A new cargo train service linking the Far East with France has reignited the romantic notion of the ancient Silk Road. This time around it is a very contemporary international trade enterprise.
On April 21, a freight train from Wuhan in China, rolled into Lyon after clocking 11,300 km of tracks across six countries. The trip took 15 days, and the first convoy carried 41 containers, marking the start of regular route service between China and Europe set to strengthen economic ties, trade and cultural exchange.
The Silk Road is the world’s oldest and most significant of all overland trade routes. The name brings up images of caravans through the desert, merchants driving their bargains in bustling markets, loading their cargo of exotic spices, luxurious textiles, and precious artifacts. The trade routes were not only commercially important, they were cultural cross-pollinators. Silk, the most luxurious fabric of all, was originally only available in China so merchants who made the epic journey to procure it would bring with them items that were highly desirable for Chinese buyers, typically cattle, furs, and luxury items like ivory or jade, as well as food items that were not locally available, plus skills and know how. As overland trade became increasingly dangerous, and travel by sea became more popular, trade along the Silk Road gradually declined.
The new freight train service carrying mechanical, electronics and clothing went through Kazakhstan, Russia, Belarus, Poland and Germany to finish its journey in France. In the past years the French national railway company SNCF has extended its operations well beyond its borders – and not limited to rail transport. International contracts are currently around 25% of the overall turnover of the SNCF group.

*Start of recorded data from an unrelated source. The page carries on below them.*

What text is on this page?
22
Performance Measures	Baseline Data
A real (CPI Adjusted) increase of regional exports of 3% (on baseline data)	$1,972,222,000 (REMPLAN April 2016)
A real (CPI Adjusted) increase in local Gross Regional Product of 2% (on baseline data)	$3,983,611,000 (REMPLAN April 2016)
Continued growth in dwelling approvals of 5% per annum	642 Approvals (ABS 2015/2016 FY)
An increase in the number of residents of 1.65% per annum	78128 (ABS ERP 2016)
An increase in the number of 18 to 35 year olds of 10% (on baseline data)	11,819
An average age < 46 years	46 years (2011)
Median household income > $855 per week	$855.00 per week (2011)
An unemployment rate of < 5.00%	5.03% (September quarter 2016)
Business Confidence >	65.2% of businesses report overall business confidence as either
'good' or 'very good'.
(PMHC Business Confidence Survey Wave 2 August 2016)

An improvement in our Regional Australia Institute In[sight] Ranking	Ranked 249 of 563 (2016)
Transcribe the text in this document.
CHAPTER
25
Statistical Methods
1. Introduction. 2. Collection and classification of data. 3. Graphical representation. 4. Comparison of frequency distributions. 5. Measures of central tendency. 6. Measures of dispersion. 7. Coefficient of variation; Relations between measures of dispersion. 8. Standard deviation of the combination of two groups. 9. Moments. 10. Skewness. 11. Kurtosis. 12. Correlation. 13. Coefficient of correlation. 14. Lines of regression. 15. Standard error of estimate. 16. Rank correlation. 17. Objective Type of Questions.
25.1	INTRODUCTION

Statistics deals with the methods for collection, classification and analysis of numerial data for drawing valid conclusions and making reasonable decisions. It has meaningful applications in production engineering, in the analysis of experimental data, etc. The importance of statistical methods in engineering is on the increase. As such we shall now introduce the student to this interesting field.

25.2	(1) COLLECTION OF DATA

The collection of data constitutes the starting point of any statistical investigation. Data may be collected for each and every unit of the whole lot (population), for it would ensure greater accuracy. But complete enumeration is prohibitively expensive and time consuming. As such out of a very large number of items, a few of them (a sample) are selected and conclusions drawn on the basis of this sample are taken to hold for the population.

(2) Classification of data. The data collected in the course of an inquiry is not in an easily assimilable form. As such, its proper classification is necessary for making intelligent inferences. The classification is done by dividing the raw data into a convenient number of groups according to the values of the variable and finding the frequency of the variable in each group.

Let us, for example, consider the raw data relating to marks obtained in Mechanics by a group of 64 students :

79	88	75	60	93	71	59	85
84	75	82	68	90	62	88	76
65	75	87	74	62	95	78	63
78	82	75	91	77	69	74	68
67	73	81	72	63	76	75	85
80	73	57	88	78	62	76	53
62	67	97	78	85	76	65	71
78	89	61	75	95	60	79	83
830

“The sea is cheaper, but the train is an intermediary between the ship and the aircraft,” says Philippe Moritz, head of SNCF communication.
French Morning talked to American reporter Wade Shepard who is traveling the various land and sea routes of China’s “One Belt, One Road” initiative, more romantically known as the New Silk Road, reporting and collecting information for a book on the topic. Shepard says that a potential misconception about these trans-continental trains is that they travel across continents – only the containers do. Trains originating in China go to the border of Russia, Mongolia, or Kazakhstan where they pass off their cargo to awaiting trains which will take them to Europe, where they will again be relayed on to European trains. These transfers are not just for logistical reasons but are absolutely necessary: the track gauges of former Soviet countries are different from those in China and Western Europe, so one train physically cannot travel the entire route.
Shepard explains that these cargo relays are generally very simple procedures: the incoming train and the outgoing train are lined up side by side and a crane moves the containers from one to the other. At the border of Kazakhstan and China, for example, this transfer can be done in just 47 minutes.
Wuhan is at the crossroads of China, a major manufacturing and logistics hub, including many French companies. In order to ship to Europe, goods have to geographically backtrack to reach the coast before being loaded onto container vessels going west, so it makes sense to ship on these overland railroads. A common concern is security, but things have changed since the early days of the Silk Road. The cargo leaves mostly from bonded zones, meaning that containers are sealed and never opened again until they reach their destination. Each container is powered for climate control and has GPS tracking which can be monitored in real time by the shipper at every step of the journey.
Traditionally we think of the Silk Road as ‘feeding’ goods into Europe, but today it may very well be the reverse. The train is carrying products that Chinese consumers want to buy, particularly luxury goods, food and wine, some of the main French exports. This first train will return to China loaded with vehicles, wine and agricultural products from France. As plans for the service unfolds, trains are expected to link China and Europe several times a week. The commercial viability of the operation will hinge on frequency and pricing.
“People want to know how long is it going to take and how much it is going to cost,” says Shepard, “shipping by sea is almost free now, but the quality of service has decreased meaning that is taking longer. Rail transport is attractive because it takes two weeks, and the cost is not really that expensive. It is about 80% less than air freight. The service is in the new stages, but the momentum is really picking up and if the trains get to run often, that would really become a serious contender with a real 16-day door-to-door service.”
The new train service is coordinated by Wuhan Asia Logistics Europe and Trans-Eurasia Logistics, Le Progres reports. Ms. Wang Ju, Chinese general consul in Lyon, and Alain Galliano, vice president of Lyon Métropole, both emphasized their interest to increase trade between the two cities and through them between the two countries.
Taken altogether, the freight volume that China-Europe rail will eventually command will be significant. This is not merely affecting China and Europe, but also all Central Asian countries involved in between, all eager to get a share of the action. Khorgos Gateway, working in Kazakhstan’s premier inland dry port and Central Asia’s largest logistics park, said to Shepard that they predict that within five years they will be processing a million TEU [a unit of measure based on a 20-foot container] worth of cargo per year — enough to rank them on a par with the big seaports in the world, heralding the serious return of trans-continental rail transport.